While epoxy resin insulator bursting is uncommon in the long-term operation of gas-insulated metal-enclosed switchgear (GIS) and gas-insulated transmission lines (GIL), it is often catastrophic. Fault tracing analysis shows that the origin of these accidents often points to tiny air gaps introduced inside high voltage standoff insulators during production or operation. This microscopic structural defect is considered a significant contributing factor to insulation failure. A deep understanding of the physical process from air gap formation to failure is fundamental to improving insulation reliability.

Partial Discharge and Electric Field Distortion Induced by Air Gap

When an air gap exists at the interface between the metal insert of high voltage epoxy and the epoxy casting material, the electric field strength borne by the air gap will increase exponentially because the dielectric constant of air (≈1) is much lower than that of epoxy composite material (usually 4~6). The smaller the air gap width, the larger the corresponding air gap electric field, making partial discharge highly likely. Although this microscopic discharge has limited energy, its long-term effects cause electro-corrosion of the air gap wall, gradually carbonizing the epoxy resin and generating conductive channels. We divide this process into clear evolutionary stages: crack initiation and propagation, fracture, and final explosion. In the initial stage, electrical potential energy dominates crack initiation and propagation along the interface.

Evolution Mechanism from Microcrack to Insulation Explosion

As the degradation process progresses, the dominant mechanism of the accident shifts. After the crack propagates to a critical size, mechanical potential energy begins to dominate. At this point, the structural integrity of epoxy resin insulator is severely compromised, and its mechanical strength drops sharply. Once the system encounters a short-circuit current surge or additional mechanical stress from operational overvoltage, the mechanical potential energy will instantly reach the material's stress critical point. This brittle fracture under electromechanical coupling manifests as high voltage epoxy resin exploding without warning in a very short time, posing a serious threat to surrounding equipment. Data shows that the probability of explosion due to air gap defects is significantly higher under AC voltage than under DC conditions.

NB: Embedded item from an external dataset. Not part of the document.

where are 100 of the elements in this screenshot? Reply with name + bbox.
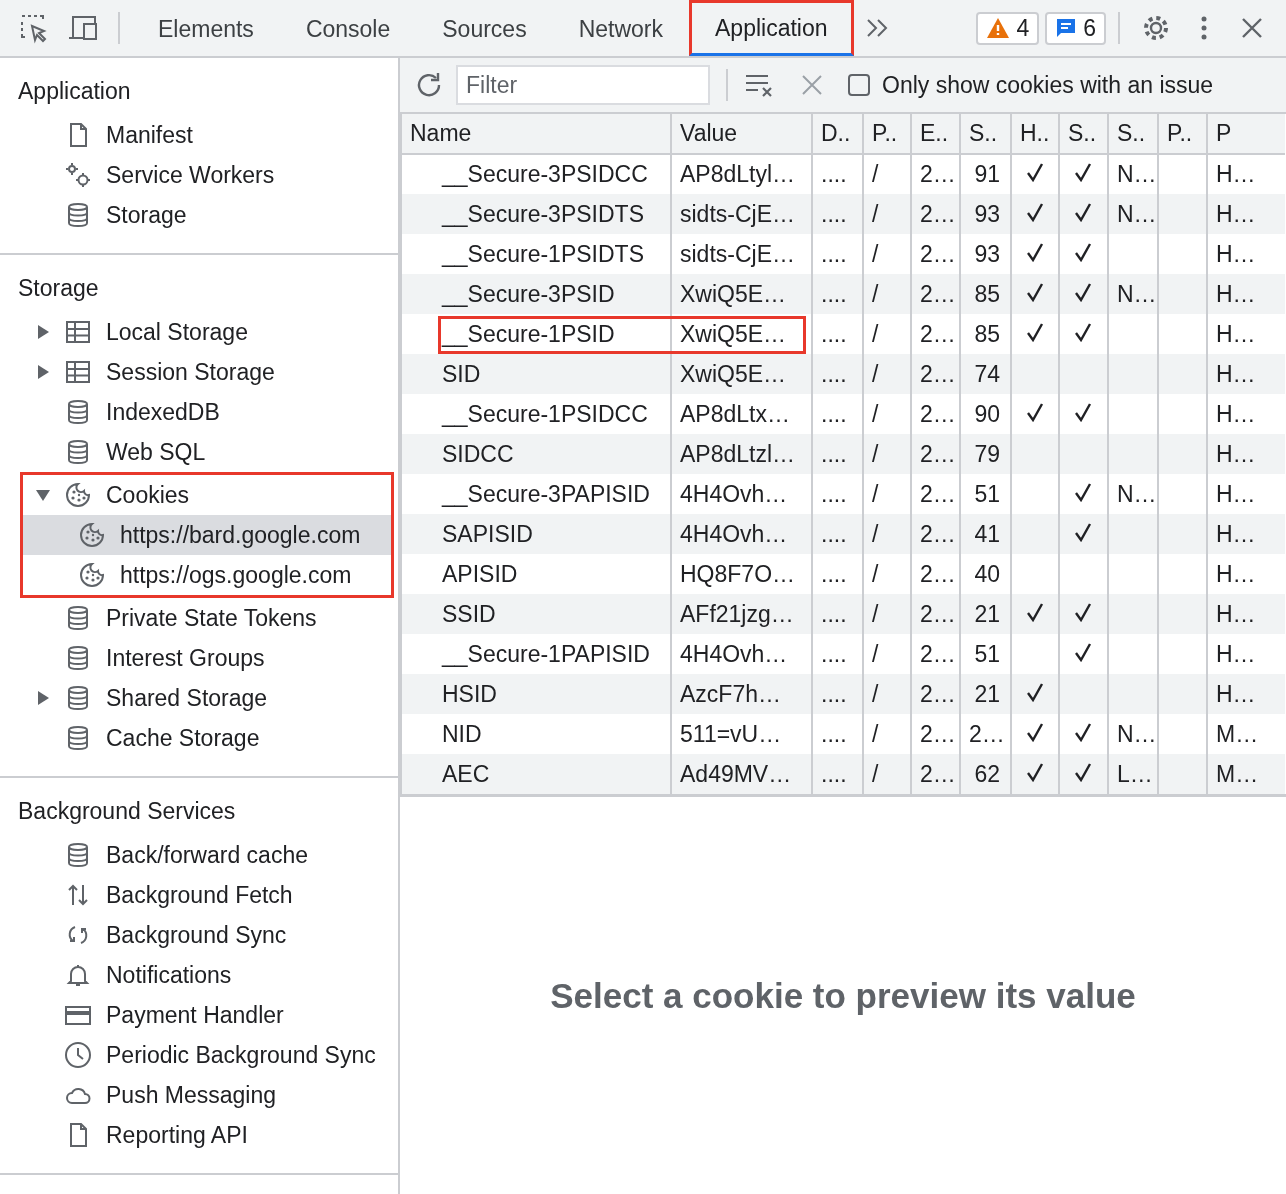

Interface Process Optimization and Full-Process Non-Destructive Testing

To address the core pain point of air gaps, the industry is building defenses from two dimensions: manufacturing processes and testing methods. On the manufacturing side, by adding a buffer layer with appropriate elasticity to the surface of the insert, the thermomechanical stress caused by the difference in thermal expansion coefficients between the metal and epoxy resin can be effectively absorbed, preventing the formation of interfacial gaps at the source. Simultaneously, optimizing the vacuum casting process and strictly degassing the mixture are key steps in eliminating air bubbles within the casting.

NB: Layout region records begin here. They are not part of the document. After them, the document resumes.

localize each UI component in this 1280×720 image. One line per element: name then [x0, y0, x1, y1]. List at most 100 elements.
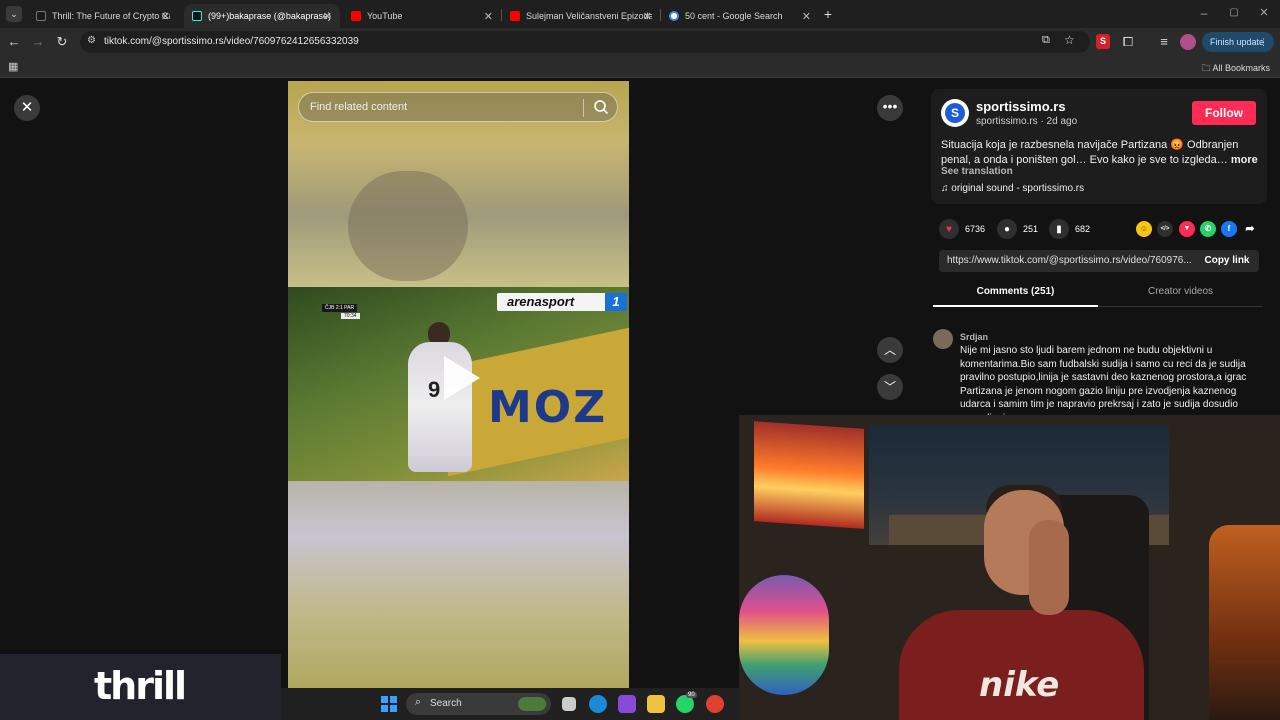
tab-search-button[interactable]: ⌄ [6, 6, 22, 22]
share-arrow-icon[interactable]: ➦ [1242, 221, 1258, 237]
minimize-icon[interactable]: – [1196, 5, 1212, 21]
save-button[interactable]: ▮ 682 [1049, 218, 1090, 240]
windows-start-icon[interactable] [381, 696, 397, 712]
divider [583, 99, 584, 117]
comment-text: Nije mi jasno sto ljudi barem jednom ne … [960, 345, 1247, 415]
copy-link-button[interactable]: Copy link [1195, 250, 1259, 272]
related-search-input[interactable]: Find related content [298, 92, 618, 122]
jersey-number: 9 [428, 377, 441, 402]
media-control-icon[interactable]: ≡ [1156, 34, 1172, 50]
search-icon[interactable] [591, 97, 611, 117]
back-arrow-icon[interactable]: ← [6, 34, 22, 50]
copilot-icon[interactable] [618, 695, 636, 713]
chrome-icon[interactable] [706, 695, 724, 713]
tab-google[interactable]: 50 cent - Google Search ✕ [661, 4, 819, 28]
tiktok-favicon-icon [192, 11, 202, 21]
fireplace-tv [754, 421, 864, 529]
close-icon[interactable]: ✕ [323, 10, 332, 23]
like-button[interactable]: ♥ 6736 [939, 218, 985, 240]
windows-taskbar: ⌕ Search 90 [281, 688, 739, 720]
youtube-favicon-icon [351, 11, 361, 21]
bookmark-star-icon[interactable]: ☆ [1064, 33, 1075, 47]
rainbow-ball [739, 575, 829, 695]
close-icon[interactable]: ✕ [484, 10, 493, 23]
kebab-menu-icon[interactable]: ⋮ [1259, 32, 1268, 52]
all-bookmarks-link[interactable]: 🗀 All Bookmarks [1201, 61, 1270, 77]
profile-avatar[interactable] [1180, 34, 1196, 50]
video-player[interactable]: MOZ 9 arenasport 1 ČJB 2:1 PAR 70:34 Fin… [288, 81, 629, 688]
apps-grid-icon[interactable]: ▦ [8, 60, 18, 73]
address-bar[interactable]: ⚙ tiktok.com/@sportissimo.rs/video/76097… [80, 31, 1090, 53]
avatar[interactable] [933, 329, 953, 349]
comment-button[interactable]: ● 251 [997, 218, 1038, 240]
see-translation-link[interactable]: See translation [941, 166, 1013, 177]
more-link[interactable]: more [1231, 154, 1258, 166]
maximize-icon[interactable]: ▢ [1226, 5, 1242, 21]
all-bookmarks-label: All Bookmarks [1212, 63, 1270, 73]
close-icon[interactable]: ✕ [161, 10, 170, 23]
author-name[interactable]: sportissimo.rs [976, 99, 1066, 114]
finish-update-button[interactable]: Finish update ⋮ [1202, 32, 1274, 52]
next-video-button[interactable]: ﹀ [877, 374, 903, 400]
thrill-favicon-icon [36, 11, 46, 21]
comment-author[interactable]: Srdjan [960, 332, 988, 342]
facebook-icon[interactable]: f [1221, 221, 1237, 237]
tab-tiktok[interactable]: (99+)bakaprase (@bakaprase) | TikTok ✕ [184, 4, 340, 28]
tab-youtube[interactable]: YouTube ✕ [343, 4, 501, 28]
comment-item: Srdjan Nije mi jasno sto ljudi barem jed… [933, 329, 1263, 415]
heart-icon: ♥ [939, 219, 959, 239]
action-bar: ♥ 6736 ● 251 ▮ 682 ☺ </> ▼ ✆ f ➦ [939, 218, 1269, 240]
more-options-button[interactable]: ••• [877, 95, 903, 121]
search-highlight-icon [518, 697, 546, 711]
whatsapp-icon[interactable]: ✆ [1200, 221, 1216, 237]
author-card: S sportissimo.rs sportissimo.rs · 2d ago… [931, 89, 1267, 204]
extensions-puzzle-icon[interactable]: ⧠ [1120, 34, 1136, 50]
site-info-icon[interactable]: ⚙ [87, 35, 96, 46]
broadcaster-channel: 1 [605, 293, 627, 311]
follow-button[interactable]: Follow [1192, 101, 1256, 125]
music-note-icon: ♫ [941, 183, 949, 194]
avatar-letter: S [945, 103, 965, 123]
sound-link[interactable]: ♫ original sound - sportissimo.rs [941, 183, 1084, 194]
author-handle-time: sportissimo.rs · 2d ago [976, 116, 1078, 127]
comment-count: 251 [1023, 224, 1039, 234]
tab-sulejman[interactable]: Sulejman Veličanstveni Epizoda ✕ [502, 4, 660, 28]
search-placeholder: Find related content [310, 101, 408, 113]
video-link-box: https://www.tiktok.com/@sportissimo.rs/v… [939, 250, 1259, 272]
edge-icon[interactable] [589, 695, 607, 713]
like-count: 6736 [965, 224, 986, 234]
broadcaster-logo: arenasport 1 [497, 293, 627, 311]
repost-icon[interactable]: ☺ [1136, 221, 1152, 237]
install-app-icon[interactable]: ⧉ [1042, 34, 1050, 47]
close-icon[interactable]: ✕ [643, 10, 652, 23]
reload-icon[interactable]: ↻ [54, 34, 70, 50]
close-video-button[interactable]: ✕ [14, 95, 40, 121]
close-window-icon[interactable]: ✕ [1256, 5, 1272, 21]
file-explorer-icon[interactable] [647, 695, 665, 713]
scoreboard: ČJB 2:1 PAR [322, 304, 358, 312]
tab-creator-videos[interactable]: Creator videos [1098, 281, 1263, 307]
tab-thrill[interactable]: Thrill: The Future of Crypto Casino ✕ [28, 4, 178, 28]
tab-comments[interactable]: Comments (251) [933, 281, 1098, 307]
tab-strip: ⌄ Thrill: The Future of Crypto Casino ✕ … [0, 0, 1280, 28]
orange-chair [1209, 525, 1280, 720]
youtube-favicon-icon [510, 11, 520, 21]
webcam-overlay: nike [739, 415, 1280, 720]
bookmarks-bar: ▦ 🗀 All Bookmarks [0, 56, 1280, 78]
send-icon[interactable]: ▼ [1179, 221, 1195, 237]
broadcaster-name: arenasport [507, 294, 575, 309]
video-link-text[interactable]: https://www.tiktok.com/@sportissimo.rs/v… [947, 255, 1193, 266]
sound-label: original sound - sportissimo.rs [951, 183, 1085, 194]
shirt-logo: nike [979, 665, 1060, 705]
new-tab-button[interactable]: + [820, 6, 836, 22]
task-view-icon[interactable] [562, 697, 576, 711]
forward-arrow-icon[interactable]: → [30, 34, 46, 50]
play-icon[interactable] [444, 356, 480, 400]
url-text[interactable]: tiktok.com/@sportissimo.rs/video/7609762… [104, 36, 359, 47]
previous-video-button[interactable]: ︿ [877, 337, 903, 363]
avatar[interactable]: S [941, 99, 969, 127]
extension-icon[interactable]: S [1096, 34, 1110, 49]
embed-icon[interactable]: </> [1157, 221, 1173, 237]
taskbar-search[interactable]: ⌕ Search [406, 693, 551, 715]
close-icon[interactable]: ✕ [802, 10, 811, 23]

On the quality control side, the limitations of single detection methods are becoming increasingly apparent, and the synergistic use of multiple methods is becoming a development trend. X-ray imaging can directly display internal macroscopic defects, but it is not sensitive to micro-cracks or debonding. Ultrasonic testing has high sensitivity to internal defects, but it requires a coupling agent and is difficult to scan complex curved surfaces. In recent years, new technologies such as nonlinear ultrasonic methods have shown the potential to detect early-closing cracks and material performance degradation, providing the possibility for early warning of latent defects. Only by combining precise manufacturing processes with highly sensitive, end-to-end non-destructive testing can the invisible killer of air gaps be truly eliminated.